Pernahkan kalian lihat yang seperti ini

 

 

atau seperti ini

 

 

 

saat setting Plan?
Bagaimana bisa ada pilihan “on” dan “off” padahal biasanya hanya ada pilihan “fwd”, “lft” atau “rgt” saja kan?
Fitur “on” dan “off” ini adalah salah satu senjata rahasia ichibot. Untuk menambah pilihan “on” dan “off” ada di menu SET DEFAULT.

Caranya:
1. Matikan robot.
2. Tekan tombol OK Left, dan tahan.
3. Nyalakan robot sampai muncul tampilan seperti ini

4. Pada pilihan Robot Mode, pilih Mode transporter dengan menekan tombol upR atau downR.

5. Tekan tombol okR untuk kembali ke Home Screen.

Pilihan “on” dan “off” ini fungsinya untuk mengaktifkan/mematikan output tambahan yang kita pasang di robot. Jadi robot kita sekarang bisa jadi robot line follower pemadam api. Tapi  yang harus diingat, output mikrokontroler tidak cukup kuat untuk menjalankan motor kipas. Jadi kita perlu membuat driver motor tambahan untuk menjalankan motor kipas.

Alat dan Bahan

  1. Resistor 330 Ohm.
  2. BD139.
  3. Relay 5 Volt.
  4. Dioda.
  5. PCB lubang.
  6. Motor DC beserta kipasnya.

Pemasangan Hardware

Susun alat dan bahan sesuai dengan skematik gambar disamping.

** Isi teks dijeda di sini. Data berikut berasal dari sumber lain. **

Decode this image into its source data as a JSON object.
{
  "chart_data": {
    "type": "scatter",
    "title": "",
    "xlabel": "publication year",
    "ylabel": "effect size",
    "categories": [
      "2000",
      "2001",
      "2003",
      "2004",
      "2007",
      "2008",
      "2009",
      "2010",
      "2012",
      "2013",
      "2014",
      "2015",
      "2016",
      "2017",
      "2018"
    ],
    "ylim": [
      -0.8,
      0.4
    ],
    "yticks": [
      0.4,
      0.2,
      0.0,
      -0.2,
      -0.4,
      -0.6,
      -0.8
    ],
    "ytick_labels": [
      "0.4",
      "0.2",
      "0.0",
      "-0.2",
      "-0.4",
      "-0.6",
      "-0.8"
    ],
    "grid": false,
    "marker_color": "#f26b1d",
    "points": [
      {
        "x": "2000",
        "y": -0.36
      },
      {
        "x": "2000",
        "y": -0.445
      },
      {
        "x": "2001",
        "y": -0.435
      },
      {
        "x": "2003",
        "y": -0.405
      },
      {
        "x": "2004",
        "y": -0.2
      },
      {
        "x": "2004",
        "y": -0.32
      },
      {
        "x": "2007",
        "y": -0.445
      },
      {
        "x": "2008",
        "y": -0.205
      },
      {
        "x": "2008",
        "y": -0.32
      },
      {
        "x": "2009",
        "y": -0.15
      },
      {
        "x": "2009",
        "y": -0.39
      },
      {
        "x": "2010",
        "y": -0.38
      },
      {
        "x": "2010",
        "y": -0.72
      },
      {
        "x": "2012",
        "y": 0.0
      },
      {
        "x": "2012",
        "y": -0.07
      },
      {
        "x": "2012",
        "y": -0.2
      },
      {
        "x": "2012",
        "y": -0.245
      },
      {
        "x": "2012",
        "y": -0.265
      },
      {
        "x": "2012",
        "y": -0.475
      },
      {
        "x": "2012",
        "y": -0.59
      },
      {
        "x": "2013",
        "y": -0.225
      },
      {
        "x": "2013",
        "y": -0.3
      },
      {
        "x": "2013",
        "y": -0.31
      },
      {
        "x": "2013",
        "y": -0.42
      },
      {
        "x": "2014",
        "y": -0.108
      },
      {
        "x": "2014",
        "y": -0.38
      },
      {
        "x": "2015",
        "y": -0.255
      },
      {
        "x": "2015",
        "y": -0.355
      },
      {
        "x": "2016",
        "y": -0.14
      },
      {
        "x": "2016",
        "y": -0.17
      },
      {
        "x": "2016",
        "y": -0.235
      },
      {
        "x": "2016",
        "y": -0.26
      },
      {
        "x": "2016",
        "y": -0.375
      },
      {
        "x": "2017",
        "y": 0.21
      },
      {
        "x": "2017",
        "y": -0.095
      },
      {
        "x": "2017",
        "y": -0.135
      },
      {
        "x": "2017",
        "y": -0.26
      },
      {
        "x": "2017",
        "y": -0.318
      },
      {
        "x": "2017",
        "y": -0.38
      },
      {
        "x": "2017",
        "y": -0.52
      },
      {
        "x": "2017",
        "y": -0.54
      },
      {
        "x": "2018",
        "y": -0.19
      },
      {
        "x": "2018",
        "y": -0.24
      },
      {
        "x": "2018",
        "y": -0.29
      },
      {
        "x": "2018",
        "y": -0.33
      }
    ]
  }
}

Hubungkan modul kipas ke Ichibot dengan aturan seperti ini :

  • pin 12v modul kipas → 12v Ichibot
  • pin 5v modul kipas → 5v Ichibot
  • pin GND modul kipas → GND Ichibot
  • pin ENABLE modul kipas → TX Ichibot

  

Motor yang dipakai itu motor tamiya. Lalu kipasnya itu hasil bongkaran dari kipas yang biasa dipakai untuk processor atau kipas-kipas pendingin di rangkaian elektronika.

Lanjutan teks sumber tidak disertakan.